感染ゼロ戦略は「ばかげている」、豪首相はNZのコロナ対策に否定的

ニュージーランドのジャシンダ・アーダーン首相(Photo by Mark Tantrum/Getty Images)

ニュージーランドのジャシンダ・アーダーン首相は、感染力が強まった新型コロナウイルスの変異株「デルタ株」の市中感染が拡大しているとして、全土で8月17日から開始したロックダウン(都市封鎖)を再度延長すると発表した。

男性1人の市中感染が確認されたことを受け、4段階ある警戒レベルを最も厳しい「レベル4」とする必要があるとして実施されたロックダウンは、少なくとも27日まで継続されることとなった。

およそ6カ月ぶりに市中での感染が確認されて以降、同国では24日までに、148人の感染が報告されている(うち137人は最大都市オークランドで確認)。

アーダーン首相は、「(市中)感染ゼロ」を目指して当初から採用してきた「厳格に、早期に」の戦略は、長期的なロックダウンを回避することにつながってきたと説明。この戦略を堅持すると断言している。18日には毎日行っている記者会見で、次のように語った。

「現時点では、誰もがこれに同意しています──排除(ゼロにすること)が戦略です。これについて、私たちの間には議論も論争もありません。私たちにとって、これが最も安全な選択肢だからです」

隣国の首相は異見


一方、アーダーン首相が再びロックダウンの期限の延長を発表した翌日の24日、隣国オーストラリアのスコット・モリソン首相は、市中感染ゼロを目指すニュージーランドの戦略は「ばかげている」と発言した。

オーストラリアも現在、パンデミック発生以来、最悪の感染状況に見舞われている。だが、モリソン首相は、「(自国の)どの州も準州も、デルタ株から永久に身を守ることができると考えるのはばかげている」とコメント。当初はパンデミックへの対応に成功したまれな国として称賛された隣国でも、「それはできない」と述べている。

オーストラリアのニュースメディア9Newsによると、モリソン首相は次のように語り、ワクチン接種率を引き上げることの重要性を訴えている。

「新型コロナウイルス感染症(が存在する現在)は、まったく違う世界だ。そこに出ていかなければならず、その中で生きていかなければならない。洞窟の中にこもっているわけにはいかないし、安全に洞窟の外に出ることも可能だ」

接種率は両国とも低迷


ニュージーランド政府が公表しているデータによると、同国で新型コロナウイルスワクチンの接種を完了した人は、接種対象者のおよそ23.6%にあたる約100万人。オーストラリアの接種完了者の割合は、30.88%だ。両国ともに接種率が伸び悩み、感染拡大リスクが高い状態が続いている。
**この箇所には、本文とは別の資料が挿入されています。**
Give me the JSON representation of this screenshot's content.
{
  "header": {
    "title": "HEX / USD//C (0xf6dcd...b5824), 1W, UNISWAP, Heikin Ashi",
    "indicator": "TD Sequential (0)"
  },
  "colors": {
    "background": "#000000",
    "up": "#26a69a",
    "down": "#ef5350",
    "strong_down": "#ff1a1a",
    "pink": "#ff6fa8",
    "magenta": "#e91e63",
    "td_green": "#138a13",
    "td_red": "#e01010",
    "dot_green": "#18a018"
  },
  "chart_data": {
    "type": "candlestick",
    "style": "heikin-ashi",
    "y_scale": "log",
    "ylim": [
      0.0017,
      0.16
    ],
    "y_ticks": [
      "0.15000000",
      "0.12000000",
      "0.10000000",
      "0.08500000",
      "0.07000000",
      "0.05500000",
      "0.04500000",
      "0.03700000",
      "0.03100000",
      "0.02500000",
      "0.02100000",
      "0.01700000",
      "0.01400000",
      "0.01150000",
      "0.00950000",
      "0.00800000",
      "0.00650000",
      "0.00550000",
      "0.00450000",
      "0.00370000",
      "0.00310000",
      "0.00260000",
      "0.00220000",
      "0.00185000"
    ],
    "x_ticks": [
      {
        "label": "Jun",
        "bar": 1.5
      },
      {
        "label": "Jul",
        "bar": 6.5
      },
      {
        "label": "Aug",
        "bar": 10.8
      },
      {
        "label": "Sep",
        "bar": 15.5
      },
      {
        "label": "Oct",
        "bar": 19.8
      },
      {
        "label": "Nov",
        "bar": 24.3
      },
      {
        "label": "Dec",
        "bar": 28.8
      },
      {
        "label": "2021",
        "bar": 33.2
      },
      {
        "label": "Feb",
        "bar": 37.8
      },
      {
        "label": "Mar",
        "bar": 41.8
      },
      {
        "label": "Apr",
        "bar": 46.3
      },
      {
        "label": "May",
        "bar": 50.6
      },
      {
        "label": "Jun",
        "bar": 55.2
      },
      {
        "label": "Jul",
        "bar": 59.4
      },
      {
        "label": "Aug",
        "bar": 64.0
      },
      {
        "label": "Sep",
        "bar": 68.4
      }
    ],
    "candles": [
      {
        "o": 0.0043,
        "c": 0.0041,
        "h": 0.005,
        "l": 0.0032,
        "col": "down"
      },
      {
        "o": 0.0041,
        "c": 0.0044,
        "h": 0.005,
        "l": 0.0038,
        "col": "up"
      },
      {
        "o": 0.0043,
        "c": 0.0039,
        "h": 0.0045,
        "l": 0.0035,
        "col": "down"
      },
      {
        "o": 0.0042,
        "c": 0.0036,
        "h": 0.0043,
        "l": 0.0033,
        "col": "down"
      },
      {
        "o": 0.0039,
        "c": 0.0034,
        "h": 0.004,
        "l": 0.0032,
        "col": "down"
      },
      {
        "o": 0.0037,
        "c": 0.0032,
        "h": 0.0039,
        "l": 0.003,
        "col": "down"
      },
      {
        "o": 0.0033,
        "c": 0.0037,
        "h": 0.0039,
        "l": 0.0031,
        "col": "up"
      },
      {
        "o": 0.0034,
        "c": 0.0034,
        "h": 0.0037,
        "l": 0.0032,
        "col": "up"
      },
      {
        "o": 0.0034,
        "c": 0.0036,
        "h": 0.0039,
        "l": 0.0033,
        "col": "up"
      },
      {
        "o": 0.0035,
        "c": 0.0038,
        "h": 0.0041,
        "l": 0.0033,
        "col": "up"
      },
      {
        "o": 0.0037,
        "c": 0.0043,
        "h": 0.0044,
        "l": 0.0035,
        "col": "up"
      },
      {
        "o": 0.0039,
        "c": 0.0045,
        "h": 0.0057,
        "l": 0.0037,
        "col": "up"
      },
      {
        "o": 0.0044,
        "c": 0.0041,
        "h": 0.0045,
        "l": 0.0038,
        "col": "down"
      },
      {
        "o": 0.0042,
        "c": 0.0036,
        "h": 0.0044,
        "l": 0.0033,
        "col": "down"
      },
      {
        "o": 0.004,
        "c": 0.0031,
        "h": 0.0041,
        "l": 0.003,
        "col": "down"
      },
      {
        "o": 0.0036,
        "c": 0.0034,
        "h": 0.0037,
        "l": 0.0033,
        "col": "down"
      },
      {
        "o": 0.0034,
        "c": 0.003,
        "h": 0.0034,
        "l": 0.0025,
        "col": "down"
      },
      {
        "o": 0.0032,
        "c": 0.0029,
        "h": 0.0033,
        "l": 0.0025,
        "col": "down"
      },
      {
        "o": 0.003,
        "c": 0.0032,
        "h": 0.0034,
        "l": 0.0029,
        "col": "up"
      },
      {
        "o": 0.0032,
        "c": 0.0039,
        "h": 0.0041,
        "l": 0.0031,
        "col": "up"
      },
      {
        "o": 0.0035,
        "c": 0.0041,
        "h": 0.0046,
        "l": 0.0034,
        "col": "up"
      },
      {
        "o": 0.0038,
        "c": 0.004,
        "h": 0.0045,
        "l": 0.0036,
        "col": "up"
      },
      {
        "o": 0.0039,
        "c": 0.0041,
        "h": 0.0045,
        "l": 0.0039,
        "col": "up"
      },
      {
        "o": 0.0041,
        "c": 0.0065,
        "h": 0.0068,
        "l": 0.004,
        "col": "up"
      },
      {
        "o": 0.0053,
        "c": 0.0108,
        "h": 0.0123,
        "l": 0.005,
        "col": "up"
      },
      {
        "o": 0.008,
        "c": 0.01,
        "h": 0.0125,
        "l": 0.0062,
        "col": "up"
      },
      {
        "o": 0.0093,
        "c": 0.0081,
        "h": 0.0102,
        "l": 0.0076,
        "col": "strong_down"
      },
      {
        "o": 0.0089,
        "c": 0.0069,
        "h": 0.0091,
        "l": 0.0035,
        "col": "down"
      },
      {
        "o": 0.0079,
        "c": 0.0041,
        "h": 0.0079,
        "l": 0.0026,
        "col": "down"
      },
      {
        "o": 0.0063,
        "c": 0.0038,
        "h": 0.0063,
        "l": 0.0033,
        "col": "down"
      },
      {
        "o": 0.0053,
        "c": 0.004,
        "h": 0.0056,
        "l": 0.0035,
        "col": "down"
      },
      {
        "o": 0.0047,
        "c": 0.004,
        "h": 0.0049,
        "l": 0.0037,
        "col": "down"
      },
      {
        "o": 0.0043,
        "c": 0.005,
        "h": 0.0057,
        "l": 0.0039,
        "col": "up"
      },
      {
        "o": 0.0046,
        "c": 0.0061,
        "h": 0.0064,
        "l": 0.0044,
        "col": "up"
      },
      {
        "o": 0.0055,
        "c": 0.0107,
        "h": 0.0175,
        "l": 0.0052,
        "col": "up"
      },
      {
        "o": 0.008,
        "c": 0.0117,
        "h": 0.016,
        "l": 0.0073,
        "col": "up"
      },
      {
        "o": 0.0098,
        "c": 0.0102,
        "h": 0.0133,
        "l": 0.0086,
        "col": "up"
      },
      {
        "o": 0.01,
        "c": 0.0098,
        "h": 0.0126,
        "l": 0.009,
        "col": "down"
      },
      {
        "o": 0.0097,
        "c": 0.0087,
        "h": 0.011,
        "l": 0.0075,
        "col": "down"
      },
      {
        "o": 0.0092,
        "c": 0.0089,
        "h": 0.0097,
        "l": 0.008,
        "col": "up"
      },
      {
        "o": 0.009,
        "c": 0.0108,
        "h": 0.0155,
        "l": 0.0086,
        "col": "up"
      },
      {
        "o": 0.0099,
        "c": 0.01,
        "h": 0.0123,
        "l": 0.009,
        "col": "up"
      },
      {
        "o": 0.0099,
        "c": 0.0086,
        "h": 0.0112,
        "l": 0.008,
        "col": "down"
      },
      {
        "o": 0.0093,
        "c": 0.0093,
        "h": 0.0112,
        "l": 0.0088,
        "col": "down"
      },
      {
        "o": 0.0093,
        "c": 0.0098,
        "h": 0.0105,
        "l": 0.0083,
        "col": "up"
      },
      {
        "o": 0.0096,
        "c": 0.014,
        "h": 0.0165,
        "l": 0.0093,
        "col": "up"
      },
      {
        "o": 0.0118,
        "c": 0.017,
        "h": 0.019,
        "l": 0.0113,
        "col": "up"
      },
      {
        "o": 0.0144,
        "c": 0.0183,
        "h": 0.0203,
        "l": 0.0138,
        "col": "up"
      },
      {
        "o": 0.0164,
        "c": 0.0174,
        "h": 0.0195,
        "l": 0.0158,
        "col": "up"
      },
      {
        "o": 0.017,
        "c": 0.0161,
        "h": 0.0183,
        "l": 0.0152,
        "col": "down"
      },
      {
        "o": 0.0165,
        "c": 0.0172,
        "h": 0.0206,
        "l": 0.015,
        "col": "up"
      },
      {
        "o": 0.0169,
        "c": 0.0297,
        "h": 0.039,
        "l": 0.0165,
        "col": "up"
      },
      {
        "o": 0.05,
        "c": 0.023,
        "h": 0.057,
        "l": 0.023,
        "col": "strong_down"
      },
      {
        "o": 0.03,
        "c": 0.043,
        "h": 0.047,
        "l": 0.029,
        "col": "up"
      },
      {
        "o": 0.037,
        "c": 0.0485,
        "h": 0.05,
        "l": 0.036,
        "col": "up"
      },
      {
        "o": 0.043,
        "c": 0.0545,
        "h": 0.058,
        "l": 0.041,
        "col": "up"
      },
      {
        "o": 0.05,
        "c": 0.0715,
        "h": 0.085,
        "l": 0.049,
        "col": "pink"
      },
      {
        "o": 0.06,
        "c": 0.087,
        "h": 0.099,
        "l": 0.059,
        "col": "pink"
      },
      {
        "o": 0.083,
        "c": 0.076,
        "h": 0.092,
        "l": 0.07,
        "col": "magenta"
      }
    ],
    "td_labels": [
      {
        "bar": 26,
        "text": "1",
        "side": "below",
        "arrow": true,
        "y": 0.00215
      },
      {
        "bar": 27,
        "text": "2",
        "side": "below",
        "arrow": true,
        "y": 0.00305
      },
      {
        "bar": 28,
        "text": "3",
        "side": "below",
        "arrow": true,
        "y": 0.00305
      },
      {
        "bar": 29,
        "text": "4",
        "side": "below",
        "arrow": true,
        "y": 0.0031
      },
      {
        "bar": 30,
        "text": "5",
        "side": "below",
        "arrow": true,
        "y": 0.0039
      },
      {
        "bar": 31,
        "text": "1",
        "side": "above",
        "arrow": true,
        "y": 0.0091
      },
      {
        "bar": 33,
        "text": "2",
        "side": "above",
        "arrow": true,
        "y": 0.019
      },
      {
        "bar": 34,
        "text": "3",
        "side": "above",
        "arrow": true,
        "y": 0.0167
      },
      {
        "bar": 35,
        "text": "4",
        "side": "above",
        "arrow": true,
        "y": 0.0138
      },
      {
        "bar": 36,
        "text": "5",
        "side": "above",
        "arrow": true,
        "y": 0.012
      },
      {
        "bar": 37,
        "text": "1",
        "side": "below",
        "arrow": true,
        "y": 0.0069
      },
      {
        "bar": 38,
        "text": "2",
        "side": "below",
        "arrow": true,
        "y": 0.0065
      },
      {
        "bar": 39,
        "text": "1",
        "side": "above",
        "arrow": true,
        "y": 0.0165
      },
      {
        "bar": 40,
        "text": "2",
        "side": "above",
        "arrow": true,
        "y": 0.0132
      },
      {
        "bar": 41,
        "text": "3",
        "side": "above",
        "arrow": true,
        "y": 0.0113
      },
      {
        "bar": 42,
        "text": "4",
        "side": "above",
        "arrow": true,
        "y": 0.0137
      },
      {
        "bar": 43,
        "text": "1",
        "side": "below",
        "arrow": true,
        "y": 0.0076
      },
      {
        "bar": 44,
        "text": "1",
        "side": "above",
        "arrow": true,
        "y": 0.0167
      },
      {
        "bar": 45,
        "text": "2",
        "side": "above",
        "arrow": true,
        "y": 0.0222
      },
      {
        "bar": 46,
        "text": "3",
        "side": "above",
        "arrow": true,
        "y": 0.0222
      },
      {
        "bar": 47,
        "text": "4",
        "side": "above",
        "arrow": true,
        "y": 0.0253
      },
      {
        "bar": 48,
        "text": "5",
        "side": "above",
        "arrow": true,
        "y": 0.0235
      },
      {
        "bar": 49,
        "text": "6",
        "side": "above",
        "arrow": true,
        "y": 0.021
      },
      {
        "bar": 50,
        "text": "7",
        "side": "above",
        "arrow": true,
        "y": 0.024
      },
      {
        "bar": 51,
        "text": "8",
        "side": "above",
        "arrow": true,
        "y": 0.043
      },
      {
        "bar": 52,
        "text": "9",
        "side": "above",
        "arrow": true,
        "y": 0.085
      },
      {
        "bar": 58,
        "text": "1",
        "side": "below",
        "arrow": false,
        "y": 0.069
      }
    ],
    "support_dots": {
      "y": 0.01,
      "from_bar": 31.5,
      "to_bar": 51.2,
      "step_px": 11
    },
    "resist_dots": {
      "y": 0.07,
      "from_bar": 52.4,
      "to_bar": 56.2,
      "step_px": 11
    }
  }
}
ニュージーランドは現在の感染状況になる前には、厳格な入国制限措置と検疫手続き、徹底した接触追跡などにより、市中感染の拡大を実質的に阻止できていた。パンデミックの発生以降、同国で報告されている死者は、26人(25日現在)にとどまっている。

世界中に称賛されてきたニュージーランドの「感染ゼロ」戦略は、同国が長期間に及ぶロックダウンを行うことなく、感染拡大の封じ込めに成功してきたことを意味している。

オーストラリアも同様に、今年の初めには局所的に実施した厳格なロックダウンにより、市中感染の拡大をほぼ食い止めた。だが、およそ2カ月前、南東部ニューサウスウェールズ州の州都シドニーで最初にデルタ株の感染者が確認されて以降は、感染拡大を制御することに苦慮している。